Maybe I've missed something here (it wouldn't be the first time), but regardless of how much ballast is in a "1 ton" bag mixing a cubic metre of concrete seems like an awful lot of work, even with a mechanical mixer (God forbid you would be thinking of mixing by hand :shock. Is there a particular reason you don't want to simply order in some ready-mix?


----------



## The Bear (4 Jan 2010)

A bulk bag of balast (that you are refering to as a ton bag) contains 0.6 m3 of the stuff. You need 4 bags of cement per bulk bag.

Mark


----------



## Benchwayze (4 Jan 2010)

I have mixed concrete with a hired mixer in the past. First time I did it, I didn't know much about cement and sand etc. So I went to a builders' Merchant, told them what I was doing, and gave them the dimensions.

The guy behind the counter consulted a chart, and told me exactly what I needed and how much to order. I ordered it, and then went home to await delivery. Easy-peezy! 

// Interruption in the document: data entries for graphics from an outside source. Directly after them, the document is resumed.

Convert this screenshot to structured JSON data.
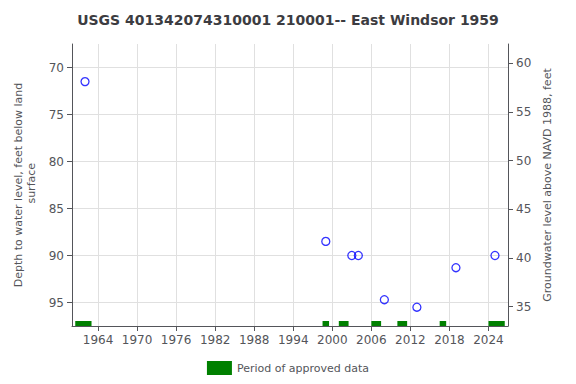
{
  "chart_data": {
    "type": "scatter",
    "title": "USGS 401342074310001 210001-- East Windsor 1959",
    "x": [
      1962,
      1999,
      2003,
      2004,
      2008,
      2013,
      2019,
      2025
    ],
    "values": [
      71.5,
      88.5,
      90.0,
      90.0,
      94.7,
      95.5,
      91.3,
      90.0
    ],
    "color": "#0000ff",
    "marker": "circle_open",
    "xlim": [
      1960.0,
      2027.0
    ],
    "xticks": [
      1964,
      1970,
      1976,
      1982,
      1988,
      1994,
      2000,
      2006,
      2012,
      2018,
      2024
    ],
    "ylim": [
      97.5,
      67.5
    ],
    "yticks": [
      70,
      75,
      80,
      85,
      90,
      95
    ],
    "ylabel": "Depth to water level, feet below land\n surface",
    "y2lim": [
      33.0,
      62.0
    ],
    "y2ticks": [
      35,
      40,
      45,
      50,
      55,
      60
    ],
    "y2label": "Groundwater level above NAVD 1988, feet",
    "grid": true,
    "legend": "bottom",
    "approved_periods": {
      "name": "Period of approved data",
      "color": "#008000",
      "ranges": [
        [
          1960.5,
          1963.0
        ],
        [
          1998.5,
          1999.5
        ],
        [
          2001.0,
          2002.5
        ],
        [
          2006.0,
          2007.5
        ],
        [
          2010.0,
          2011.5
        ],
        [
          2016.5,
          2017.5
        ],
        [
          2024.0,
          2026.5
        ]
      ]
    }
  }
}
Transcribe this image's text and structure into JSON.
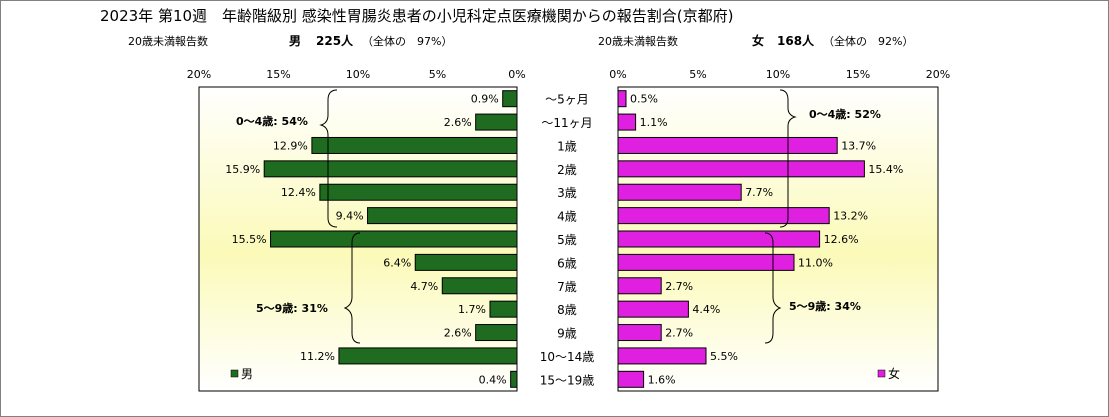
{
  "chart_data": {
    "type": "bar",
    "title": "2023年 第10週　年齢階級別 感染性胃腸炎患者の小児科定点医療機関からの報告割合(京都府)",
    "male_info": {
      "count_label": "20歳未満報告数",
      "name": "男",
      "count": "225人",
      "total_share": "（全体の　97%）"
    },
    "female_info": {
      "count_label": "20歳未満報告数",
      "name": "女",
      "count": "168人",
      "total_share": "（全体の　92%）"
    },
    "categories": [
      "～5ヶ月",
      "～11ヶ月",
      "1歳",
      "2歳",
      "3歳",
      "4歳",
      "5歳",
      "6歳",
      "7歳",
      "8歳",
      "9歳",
      "10～14歳",
      "15～19歳"
    ],
    "series": [
      {
        "name": "男",
        "color": "#1f6b1f",
        "values": [
          0.9,
          2.6,
          12.9,
          15.9,
          12.4,
          9.4,
          15.5,
          6.4,
          4.7,
          1.7,
          2.6,
          11.2,
          0.4
        ],
        "labels": [
          "0.9%",
          "2.6%",
          "12.9%",
          "15.9%",
          "12.4%",
          "9.4%",
          "15.5%",
          "6.4%",
          "4.7%",
          "1.7%",
          "2.6%",
          "11.2%",
          "0.4%"
        ]
      },
      {
        "name": "女",
        "color": "#e020e0",
        "values": [
          0.5,
          1.1,
          13.7,
          15.4,
          7.7,
          13.2,
          12.6,
          11.0,
          2.7,
          4.4,
          2.7,
          5.5,
          1.6
        ],
        "labels": [
          "0.5%",
          "1.1%",
          "13.7%",
          "15.4%",
          "7.7%",
          "13.2%",
          "12.6%",
          "11.0%",
          "2.7%",
          "4.4%",
          "2.7%",
          "5.5%",
          "1.6%"
        ]
      }
    ],
    "xlim": [
      0,
      20
    ],
    "male_ticks": [
      "20%",
      "15%",
      "10%",
      "5%",
      "0%"
    ],
    "female_ticks": [
      "0%",
      "5%",
      "10%",
      "15%",
      "20%"
    ],
    "male_tick_values": [
      20,
      15,
      10,
      5,
      0
    ],
    "female_tick_values": [
      0,
      5,
      10,
      15,
      20
    ],
    "annotations": {
      "male_0_4": "0～4歳: 54%",
      "male_5_9": "5～9歳: 31%",
      "female_0_4": "0～4歳: 52%",
      "female_5_9": "5～9歳: 34%"
    },
    "legend_male": "男",
    "legend_female": "女"
  }
}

These days I have a pal who was in the 'Readimix' org. Apparently the subject of concrete fascinates him still, and he seems to have the answers if it's anything to do with concrete. Next time I see him.... :wink: 

Regards 

John


----------



## Dibs-h (4 Jan 2010)

WellsWood":2spcdeg9 said:


> Maybe I've missed something here (it wouldn't be the first time), but regardless of how much ballast is in a "1 ton" bag mixing a cubic metre of concrete seems like an awful lot of work, even with a mechanical mixer (God forbid you would be thinking of mixing by hand :shock. Is there a particular reason you don't want to simply order in some ready-mix?



I'd 2nd that - having mixed up the odd M3 of concrete, I would heartily recommend not doing it by hand\mixer. I'd either use ReadyMix or one of the barrow outfits.

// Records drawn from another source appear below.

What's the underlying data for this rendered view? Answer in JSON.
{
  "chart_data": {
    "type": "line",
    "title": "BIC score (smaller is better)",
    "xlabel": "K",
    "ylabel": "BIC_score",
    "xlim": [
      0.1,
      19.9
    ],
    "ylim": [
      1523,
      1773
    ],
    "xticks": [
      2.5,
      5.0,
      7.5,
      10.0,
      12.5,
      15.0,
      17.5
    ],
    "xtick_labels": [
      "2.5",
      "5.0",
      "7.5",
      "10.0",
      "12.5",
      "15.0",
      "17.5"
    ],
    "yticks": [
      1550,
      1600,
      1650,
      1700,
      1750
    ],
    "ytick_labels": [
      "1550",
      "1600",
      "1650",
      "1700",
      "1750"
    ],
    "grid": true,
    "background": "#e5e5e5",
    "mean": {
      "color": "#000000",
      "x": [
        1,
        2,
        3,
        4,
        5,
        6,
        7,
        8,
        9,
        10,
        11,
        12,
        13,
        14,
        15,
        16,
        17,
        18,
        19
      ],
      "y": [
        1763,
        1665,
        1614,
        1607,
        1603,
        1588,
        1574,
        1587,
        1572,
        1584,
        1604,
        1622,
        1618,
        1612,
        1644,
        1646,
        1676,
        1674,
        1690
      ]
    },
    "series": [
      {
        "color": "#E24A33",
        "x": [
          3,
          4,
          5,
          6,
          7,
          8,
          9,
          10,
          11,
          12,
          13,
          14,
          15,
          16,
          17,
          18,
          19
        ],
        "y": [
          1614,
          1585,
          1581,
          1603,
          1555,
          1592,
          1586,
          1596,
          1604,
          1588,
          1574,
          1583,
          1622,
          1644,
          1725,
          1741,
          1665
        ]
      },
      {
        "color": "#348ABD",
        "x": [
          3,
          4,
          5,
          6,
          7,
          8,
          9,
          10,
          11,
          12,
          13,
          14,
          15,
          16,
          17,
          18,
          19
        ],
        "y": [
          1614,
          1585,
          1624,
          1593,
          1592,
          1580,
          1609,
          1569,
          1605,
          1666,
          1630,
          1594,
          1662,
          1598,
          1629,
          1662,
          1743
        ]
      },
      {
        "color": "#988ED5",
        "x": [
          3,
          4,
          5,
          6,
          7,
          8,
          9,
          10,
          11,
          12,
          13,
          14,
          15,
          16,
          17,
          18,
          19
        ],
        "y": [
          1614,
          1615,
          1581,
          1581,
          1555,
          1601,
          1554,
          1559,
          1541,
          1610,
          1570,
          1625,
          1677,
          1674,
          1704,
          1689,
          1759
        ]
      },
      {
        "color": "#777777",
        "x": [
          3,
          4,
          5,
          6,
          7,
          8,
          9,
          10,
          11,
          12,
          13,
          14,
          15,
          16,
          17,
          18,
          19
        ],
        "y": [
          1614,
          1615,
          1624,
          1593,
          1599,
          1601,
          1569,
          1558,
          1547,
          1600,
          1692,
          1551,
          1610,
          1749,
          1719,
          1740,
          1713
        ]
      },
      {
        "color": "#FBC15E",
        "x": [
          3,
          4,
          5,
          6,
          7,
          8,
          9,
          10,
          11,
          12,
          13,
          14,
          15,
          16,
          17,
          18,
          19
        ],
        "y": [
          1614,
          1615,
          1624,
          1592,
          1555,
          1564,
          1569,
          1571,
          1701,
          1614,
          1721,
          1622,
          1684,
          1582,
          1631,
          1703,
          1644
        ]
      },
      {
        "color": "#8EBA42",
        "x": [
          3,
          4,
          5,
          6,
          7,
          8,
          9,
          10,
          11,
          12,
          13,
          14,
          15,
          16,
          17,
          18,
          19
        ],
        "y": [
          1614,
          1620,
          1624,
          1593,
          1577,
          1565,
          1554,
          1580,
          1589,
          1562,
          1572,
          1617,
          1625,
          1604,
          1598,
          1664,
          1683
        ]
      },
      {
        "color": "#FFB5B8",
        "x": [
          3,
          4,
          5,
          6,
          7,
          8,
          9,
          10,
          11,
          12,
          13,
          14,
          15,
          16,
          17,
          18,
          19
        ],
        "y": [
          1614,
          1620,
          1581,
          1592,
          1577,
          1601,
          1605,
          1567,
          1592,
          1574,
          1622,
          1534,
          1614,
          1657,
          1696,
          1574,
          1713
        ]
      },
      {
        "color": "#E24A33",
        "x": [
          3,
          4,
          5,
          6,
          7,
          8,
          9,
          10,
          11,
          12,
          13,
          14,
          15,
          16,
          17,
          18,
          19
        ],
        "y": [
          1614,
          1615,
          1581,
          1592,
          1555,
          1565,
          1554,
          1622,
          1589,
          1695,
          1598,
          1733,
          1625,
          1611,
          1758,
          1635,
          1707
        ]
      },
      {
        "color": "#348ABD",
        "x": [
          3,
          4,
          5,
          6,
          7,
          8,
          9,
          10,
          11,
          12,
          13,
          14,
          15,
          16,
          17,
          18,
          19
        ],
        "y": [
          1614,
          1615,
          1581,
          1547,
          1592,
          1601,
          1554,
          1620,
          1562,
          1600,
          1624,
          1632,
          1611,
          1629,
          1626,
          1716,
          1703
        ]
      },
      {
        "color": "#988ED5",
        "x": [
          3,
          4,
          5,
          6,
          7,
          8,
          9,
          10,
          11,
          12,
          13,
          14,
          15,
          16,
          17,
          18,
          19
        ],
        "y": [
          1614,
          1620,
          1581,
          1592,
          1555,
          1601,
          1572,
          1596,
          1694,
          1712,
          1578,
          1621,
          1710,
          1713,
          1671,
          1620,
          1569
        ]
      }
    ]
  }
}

By the way - even a petrol\electric mixer will only mix about 70-80L, so that's a lot of mixes.

Although I suppose if you already have a mixer and a spare Sat or Sun - then what the hell - give it a go.


----------



## JMcK (4 Jan 2010)

Dibs-h":7qeipc66 said:


> By the way - even a petrol\electric mixer will only mix about 70-80L, so that's a lot of mixes.



I have a fairly small electric one which mixes 130L. 

For bigger jobs I use one on the back of the tractor. :wink:


----------



## ninjabika (4 Jan 2010)

WellsWood":30buwn7s said:


> Maybe I've missed something here (it wouldn't be the first time), but regardless of how much ballast is in a "1 ton" bag mixing a cubic metre of concrete seems like an awful lot of work, even with a mechanical mixer (God forbid you would be thinking of mixing by hand :shock. Is there a particular reason you don't want to simply order in some ready-mix?



HI

no particular reasom why i was looking into quantaties, will probobly go the ready mix route anyway , i just like to weigh up all my options.


martin


----------